Pourtant, plus ça va, plus je me demande si j’ai encore ma place ici. Il faut avoir vécu dans une grotte ces dernières années pour ne pas voir quel est le traitement médiatique et social réservé aux ressortissants de Roumanie. Dernièrement, c’est un maire qui appelait insidieusement aux meurtres de Tziganes parce qu’ils voleraient quelques poules.  C’est un agent immobilier qui me dit que les Roumains sont tous des voleurs qui fouillent dans les poubelles. C’est voir des blagues sur le trafic d’êtres humains. Je pourrais égrener les exemples à l’infini. Pourtant, diplomatiquement, la France et la Roumanie étaient des amis. Le baron Haussmann avait rénové Bucarest. Les petits Roumains apprenaient le Français avant l’Anglais à l’école. L’acier qui a permis la construction de la Tour Eiffel venait de Roumanie et les ingénieurs qui ont aidé M. Gustave Eiffel à construire sa tour, étaient Roumains. Nos monuments de la littérature – Mircea Eliade et Eminescu – se sont installés à Paris. Il n’y a pas si longtemps, être Français en Roumanie, c’était un facteur de fierté. Maintenant, je cache mes papiers Roumains en France et je cache mes papiers Français en Roumanie.

Nous, Roumains de France ou Français de Roumanie, depuis 2010, nous subissons les quolibets et la haine des médias, de certains politiques et de gens comme vous et moi. Pourtant, les personnes géographiquement isolées sont bien contentes que des médecins Roumains se soient installés dans des zones désertiques, là où les médecins Français ne viennent plus. Les petits Français sont bien contents de pouvoir venir à Cluj faire leur internat de médecine, dans des conditions parfois meilleures qu’en France, tant sur le plan académique que social.

Je ne suis pas naïve au point de croire que tous les Français sont haineux des Roumains ni de croire que tous nos ressortissants sont des anges. Je sais aussi que certaines personnes et ONG – comme Médecins Du Monde – font un travail formidable au quotidien pour aider les populations dans le besoin.

Mais je n’arrive plus à supporter toute cette haine qui est devenue quotidienne. S’il n’y avait « que » les Roumains, ça passerait encore si j’ose dire. Mais les récents débats sur le mariage pour tous ont fait ressortir des attitudes parfaitement méprisables.

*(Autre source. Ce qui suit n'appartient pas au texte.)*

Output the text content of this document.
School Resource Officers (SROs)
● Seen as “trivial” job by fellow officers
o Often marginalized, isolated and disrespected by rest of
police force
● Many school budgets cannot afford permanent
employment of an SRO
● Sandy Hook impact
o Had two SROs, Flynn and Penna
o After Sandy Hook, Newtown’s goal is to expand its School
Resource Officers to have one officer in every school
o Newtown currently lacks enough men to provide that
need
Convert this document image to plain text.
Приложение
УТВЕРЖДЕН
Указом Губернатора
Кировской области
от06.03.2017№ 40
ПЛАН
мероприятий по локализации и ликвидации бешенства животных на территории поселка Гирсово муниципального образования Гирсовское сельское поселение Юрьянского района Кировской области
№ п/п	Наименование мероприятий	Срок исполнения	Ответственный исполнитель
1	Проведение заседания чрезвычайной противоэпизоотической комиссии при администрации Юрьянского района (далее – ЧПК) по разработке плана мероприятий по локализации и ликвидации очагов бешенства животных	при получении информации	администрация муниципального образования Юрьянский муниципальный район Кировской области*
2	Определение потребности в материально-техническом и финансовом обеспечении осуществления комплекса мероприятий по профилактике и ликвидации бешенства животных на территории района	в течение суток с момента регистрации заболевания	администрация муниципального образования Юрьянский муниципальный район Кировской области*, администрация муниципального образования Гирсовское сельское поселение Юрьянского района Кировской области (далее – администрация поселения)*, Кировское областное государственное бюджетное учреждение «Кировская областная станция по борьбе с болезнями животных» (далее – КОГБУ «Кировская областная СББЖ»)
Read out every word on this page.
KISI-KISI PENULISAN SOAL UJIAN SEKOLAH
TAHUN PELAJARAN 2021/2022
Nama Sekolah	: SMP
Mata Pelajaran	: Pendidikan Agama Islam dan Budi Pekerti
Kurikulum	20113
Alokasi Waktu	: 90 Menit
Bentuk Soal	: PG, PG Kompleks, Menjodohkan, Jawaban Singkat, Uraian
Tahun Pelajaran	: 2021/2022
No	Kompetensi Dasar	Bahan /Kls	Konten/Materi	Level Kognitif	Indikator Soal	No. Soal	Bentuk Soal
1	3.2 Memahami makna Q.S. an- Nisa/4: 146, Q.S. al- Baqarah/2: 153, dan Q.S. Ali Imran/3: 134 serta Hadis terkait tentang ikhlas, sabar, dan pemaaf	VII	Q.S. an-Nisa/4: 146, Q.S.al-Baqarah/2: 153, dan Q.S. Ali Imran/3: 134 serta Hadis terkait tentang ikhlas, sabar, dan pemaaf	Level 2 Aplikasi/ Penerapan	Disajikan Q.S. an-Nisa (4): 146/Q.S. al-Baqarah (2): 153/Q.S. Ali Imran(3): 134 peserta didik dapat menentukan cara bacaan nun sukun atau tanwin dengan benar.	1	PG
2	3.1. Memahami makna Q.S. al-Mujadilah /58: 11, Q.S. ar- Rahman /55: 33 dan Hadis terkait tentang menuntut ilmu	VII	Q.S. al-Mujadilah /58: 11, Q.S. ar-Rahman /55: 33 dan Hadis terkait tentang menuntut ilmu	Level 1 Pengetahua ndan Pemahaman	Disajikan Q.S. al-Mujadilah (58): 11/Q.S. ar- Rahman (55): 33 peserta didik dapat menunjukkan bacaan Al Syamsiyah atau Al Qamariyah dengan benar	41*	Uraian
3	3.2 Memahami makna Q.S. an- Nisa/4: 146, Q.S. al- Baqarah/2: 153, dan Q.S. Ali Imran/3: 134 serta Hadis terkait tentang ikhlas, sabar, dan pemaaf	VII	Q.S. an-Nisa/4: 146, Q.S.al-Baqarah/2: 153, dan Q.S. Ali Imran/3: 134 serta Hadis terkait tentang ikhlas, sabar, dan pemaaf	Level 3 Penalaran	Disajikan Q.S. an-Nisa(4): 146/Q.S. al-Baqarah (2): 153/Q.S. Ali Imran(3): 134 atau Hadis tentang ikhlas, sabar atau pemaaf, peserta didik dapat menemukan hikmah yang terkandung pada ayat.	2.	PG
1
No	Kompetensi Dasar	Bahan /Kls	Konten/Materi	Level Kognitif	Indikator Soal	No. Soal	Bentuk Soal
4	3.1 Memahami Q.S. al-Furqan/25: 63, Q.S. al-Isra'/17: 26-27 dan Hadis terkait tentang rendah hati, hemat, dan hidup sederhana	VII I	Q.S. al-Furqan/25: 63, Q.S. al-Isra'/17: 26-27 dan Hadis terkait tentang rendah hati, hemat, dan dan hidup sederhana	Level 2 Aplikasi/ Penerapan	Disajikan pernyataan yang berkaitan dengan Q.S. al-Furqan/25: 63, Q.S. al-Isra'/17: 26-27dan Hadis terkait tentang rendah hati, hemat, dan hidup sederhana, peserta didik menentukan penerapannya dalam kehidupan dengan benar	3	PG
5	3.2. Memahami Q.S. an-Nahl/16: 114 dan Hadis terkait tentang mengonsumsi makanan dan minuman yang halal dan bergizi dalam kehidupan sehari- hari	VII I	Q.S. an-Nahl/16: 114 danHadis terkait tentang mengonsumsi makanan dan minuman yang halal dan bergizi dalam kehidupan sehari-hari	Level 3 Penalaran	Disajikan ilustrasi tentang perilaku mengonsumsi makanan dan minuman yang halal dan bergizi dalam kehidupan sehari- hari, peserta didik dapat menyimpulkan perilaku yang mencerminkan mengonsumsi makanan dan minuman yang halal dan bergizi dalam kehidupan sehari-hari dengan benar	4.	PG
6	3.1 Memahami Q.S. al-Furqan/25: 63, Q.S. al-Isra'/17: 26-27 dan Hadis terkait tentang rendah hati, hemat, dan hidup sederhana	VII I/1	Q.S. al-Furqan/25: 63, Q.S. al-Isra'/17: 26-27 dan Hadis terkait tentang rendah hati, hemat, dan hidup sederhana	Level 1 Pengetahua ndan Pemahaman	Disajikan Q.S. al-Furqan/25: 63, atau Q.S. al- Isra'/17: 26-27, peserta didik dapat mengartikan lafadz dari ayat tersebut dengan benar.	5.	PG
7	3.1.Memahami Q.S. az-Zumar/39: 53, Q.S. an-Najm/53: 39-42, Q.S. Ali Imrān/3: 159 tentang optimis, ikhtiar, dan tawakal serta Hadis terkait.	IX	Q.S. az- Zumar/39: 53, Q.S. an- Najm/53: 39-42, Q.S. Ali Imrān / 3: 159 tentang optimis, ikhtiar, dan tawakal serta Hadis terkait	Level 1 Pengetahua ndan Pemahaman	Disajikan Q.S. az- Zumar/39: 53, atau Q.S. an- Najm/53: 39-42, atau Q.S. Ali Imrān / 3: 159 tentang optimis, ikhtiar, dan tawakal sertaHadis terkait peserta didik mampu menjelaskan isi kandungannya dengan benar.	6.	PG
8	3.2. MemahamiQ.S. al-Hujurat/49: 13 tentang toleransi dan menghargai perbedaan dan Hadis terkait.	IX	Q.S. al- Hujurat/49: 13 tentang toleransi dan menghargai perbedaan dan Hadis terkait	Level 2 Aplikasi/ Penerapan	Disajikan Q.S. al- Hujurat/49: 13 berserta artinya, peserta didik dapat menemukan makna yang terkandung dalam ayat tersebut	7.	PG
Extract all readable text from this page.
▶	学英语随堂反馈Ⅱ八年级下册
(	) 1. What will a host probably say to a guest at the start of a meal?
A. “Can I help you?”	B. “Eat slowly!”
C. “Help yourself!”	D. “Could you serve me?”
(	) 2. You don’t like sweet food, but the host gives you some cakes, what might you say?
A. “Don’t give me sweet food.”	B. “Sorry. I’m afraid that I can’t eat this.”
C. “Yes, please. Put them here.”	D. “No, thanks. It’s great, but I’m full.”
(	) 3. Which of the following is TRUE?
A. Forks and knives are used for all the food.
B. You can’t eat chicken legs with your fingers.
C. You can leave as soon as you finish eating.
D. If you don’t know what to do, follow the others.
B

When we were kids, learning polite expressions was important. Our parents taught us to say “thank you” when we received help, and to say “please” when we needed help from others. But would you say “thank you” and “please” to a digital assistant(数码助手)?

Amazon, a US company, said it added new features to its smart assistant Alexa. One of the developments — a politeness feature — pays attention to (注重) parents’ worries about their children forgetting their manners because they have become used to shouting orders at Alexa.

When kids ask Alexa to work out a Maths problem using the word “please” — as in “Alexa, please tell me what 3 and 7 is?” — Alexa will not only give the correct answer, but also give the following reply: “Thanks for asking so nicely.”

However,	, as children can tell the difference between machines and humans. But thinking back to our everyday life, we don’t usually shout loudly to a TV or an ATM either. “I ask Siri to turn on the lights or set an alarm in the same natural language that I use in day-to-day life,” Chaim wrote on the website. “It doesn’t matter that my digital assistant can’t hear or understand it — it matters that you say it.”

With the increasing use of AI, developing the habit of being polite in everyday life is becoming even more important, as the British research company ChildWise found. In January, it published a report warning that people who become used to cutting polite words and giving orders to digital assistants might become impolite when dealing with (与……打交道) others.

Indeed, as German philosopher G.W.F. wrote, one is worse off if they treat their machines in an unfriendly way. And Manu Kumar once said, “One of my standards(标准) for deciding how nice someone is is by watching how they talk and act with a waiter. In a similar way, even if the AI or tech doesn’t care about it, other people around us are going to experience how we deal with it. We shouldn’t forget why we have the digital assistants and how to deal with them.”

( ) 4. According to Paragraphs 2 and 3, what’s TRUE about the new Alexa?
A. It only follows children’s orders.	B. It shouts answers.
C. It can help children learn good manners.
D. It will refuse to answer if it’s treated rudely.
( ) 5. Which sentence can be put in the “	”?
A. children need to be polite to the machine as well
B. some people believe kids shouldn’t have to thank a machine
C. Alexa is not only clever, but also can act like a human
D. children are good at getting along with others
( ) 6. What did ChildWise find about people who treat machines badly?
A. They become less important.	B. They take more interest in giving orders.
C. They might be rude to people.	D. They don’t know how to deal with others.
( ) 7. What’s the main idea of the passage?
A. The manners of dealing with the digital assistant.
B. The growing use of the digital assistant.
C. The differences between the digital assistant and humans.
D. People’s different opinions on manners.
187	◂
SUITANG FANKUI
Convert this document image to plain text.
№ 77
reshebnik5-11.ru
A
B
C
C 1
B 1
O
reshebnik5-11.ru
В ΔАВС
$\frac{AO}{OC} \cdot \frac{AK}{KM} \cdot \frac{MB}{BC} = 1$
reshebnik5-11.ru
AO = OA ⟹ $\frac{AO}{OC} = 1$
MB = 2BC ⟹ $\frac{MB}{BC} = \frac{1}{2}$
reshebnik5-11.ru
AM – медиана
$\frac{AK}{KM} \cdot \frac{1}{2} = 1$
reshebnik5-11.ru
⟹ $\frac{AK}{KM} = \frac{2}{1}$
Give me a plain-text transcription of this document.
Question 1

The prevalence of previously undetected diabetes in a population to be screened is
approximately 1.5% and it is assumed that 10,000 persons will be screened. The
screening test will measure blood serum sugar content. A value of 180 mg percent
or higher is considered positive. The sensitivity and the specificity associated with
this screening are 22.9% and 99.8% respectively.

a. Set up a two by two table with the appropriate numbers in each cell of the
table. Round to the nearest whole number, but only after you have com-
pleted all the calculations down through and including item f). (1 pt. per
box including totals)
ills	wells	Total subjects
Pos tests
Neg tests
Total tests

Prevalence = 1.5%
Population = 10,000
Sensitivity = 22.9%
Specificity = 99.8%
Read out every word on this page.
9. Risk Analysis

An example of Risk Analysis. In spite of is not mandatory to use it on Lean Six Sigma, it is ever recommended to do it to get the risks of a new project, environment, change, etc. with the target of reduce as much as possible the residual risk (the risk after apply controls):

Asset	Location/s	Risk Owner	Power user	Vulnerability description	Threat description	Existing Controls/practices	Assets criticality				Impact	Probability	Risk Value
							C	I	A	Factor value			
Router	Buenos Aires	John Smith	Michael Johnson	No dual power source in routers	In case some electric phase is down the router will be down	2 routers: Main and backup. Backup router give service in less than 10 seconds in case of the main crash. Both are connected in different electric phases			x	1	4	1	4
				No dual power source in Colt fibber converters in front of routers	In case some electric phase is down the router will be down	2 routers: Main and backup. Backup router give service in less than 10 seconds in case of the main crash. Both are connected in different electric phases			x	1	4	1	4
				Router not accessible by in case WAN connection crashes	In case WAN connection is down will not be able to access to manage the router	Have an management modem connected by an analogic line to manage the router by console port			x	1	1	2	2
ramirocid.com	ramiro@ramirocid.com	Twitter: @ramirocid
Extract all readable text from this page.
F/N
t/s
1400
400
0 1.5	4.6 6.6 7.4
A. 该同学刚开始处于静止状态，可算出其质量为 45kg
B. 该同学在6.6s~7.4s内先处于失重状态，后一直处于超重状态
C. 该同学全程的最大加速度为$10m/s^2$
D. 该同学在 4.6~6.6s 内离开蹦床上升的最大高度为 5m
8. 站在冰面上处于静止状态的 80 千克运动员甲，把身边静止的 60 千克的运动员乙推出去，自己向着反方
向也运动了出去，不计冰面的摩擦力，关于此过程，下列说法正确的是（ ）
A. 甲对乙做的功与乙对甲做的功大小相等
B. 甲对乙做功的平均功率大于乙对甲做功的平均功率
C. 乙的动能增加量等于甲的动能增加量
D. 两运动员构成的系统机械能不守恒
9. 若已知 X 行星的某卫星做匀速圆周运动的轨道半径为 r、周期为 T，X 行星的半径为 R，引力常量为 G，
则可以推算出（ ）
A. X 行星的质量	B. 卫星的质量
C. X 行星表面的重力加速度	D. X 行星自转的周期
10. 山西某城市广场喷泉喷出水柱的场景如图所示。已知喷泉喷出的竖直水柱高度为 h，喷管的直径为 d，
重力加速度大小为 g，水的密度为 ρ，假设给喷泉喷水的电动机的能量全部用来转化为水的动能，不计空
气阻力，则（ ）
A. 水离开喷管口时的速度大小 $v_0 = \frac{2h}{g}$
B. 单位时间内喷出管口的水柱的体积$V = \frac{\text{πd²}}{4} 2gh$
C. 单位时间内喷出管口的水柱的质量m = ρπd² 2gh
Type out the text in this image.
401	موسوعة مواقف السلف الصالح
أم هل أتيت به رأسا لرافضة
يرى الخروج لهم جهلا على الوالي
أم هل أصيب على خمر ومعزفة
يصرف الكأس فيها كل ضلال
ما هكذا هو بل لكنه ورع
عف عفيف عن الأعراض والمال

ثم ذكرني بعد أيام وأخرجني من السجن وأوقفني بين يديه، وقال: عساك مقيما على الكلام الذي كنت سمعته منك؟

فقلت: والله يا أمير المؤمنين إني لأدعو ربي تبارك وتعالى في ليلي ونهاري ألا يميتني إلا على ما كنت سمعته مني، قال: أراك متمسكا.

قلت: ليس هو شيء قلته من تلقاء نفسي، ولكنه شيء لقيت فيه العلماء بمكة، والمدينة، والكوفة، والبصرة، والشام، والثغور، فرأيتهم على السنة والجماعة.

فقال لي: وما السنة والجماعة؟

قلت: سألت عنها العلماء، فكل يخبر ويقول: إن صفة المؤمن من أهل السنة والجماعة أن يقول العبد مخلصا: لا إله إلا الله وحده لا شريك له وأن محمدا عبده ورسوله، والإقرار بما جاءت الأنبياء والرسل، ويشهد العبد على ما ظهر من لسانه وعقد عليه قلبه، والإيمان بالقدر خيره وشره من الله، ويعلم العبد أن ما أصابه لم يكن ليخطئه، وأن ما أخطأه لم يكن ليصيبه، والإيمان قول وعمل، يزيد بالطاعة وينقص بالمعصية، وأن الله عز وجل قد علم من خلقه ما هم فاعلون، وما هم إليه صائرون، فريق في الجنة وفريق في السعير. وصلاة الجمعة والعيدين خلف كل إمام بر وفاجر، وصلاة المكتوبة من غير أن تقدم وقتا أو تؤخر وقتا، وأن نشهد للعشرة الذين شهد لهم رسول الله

En 2013, en France, patrie des Droits de l’Homme, une part non négligeable de la population s’arroge un droit de regard sur les orientations et préférences intimes des autres. Quand on pense qu’à l’époque des Médicis, un des fils de Catherine se promenait dans les Tuileries, maquillé, habillé en femme, entouré de ces mignons, sans que cela choque qui que ce soit, on se demande si on a vraiment évolué depuis le XVIeme siècle. Soi-disant vivre pleinement et ouvertement sa sexualité, c’est mettre en péril la société et la civilisation. Le fameux argument sophiste des pseudos-intellectuels qui nous ressortent l’argument de la décadence de la société, dont il convient de souligner, qu’on les retrouve dans certains écrits antiques. A croire que depuis que l’Humanité existe, la civilisation n’a fait que péricliter. Dire à quelqu’un « pédé » est une insulte plus grave qu’homophobe. Il est plus grave de coller une étiquette de préférence sexuelle qu’une étiquette d’intolérant. J’oserais même suggérer que se focaliser autant sur les histoires de coucheries des autres, montre qu’on n’a pas beaucoup de coucheries à soi. Là encore, on ne peut que saluer le travail des personnes engagées comme le Refuge, les LGBT ou encore Act-Up. Sans être forcément en accord avec toutes leurs idées et/ou leurs méthodes, on est simplement soulagé(e) qu’ils existent.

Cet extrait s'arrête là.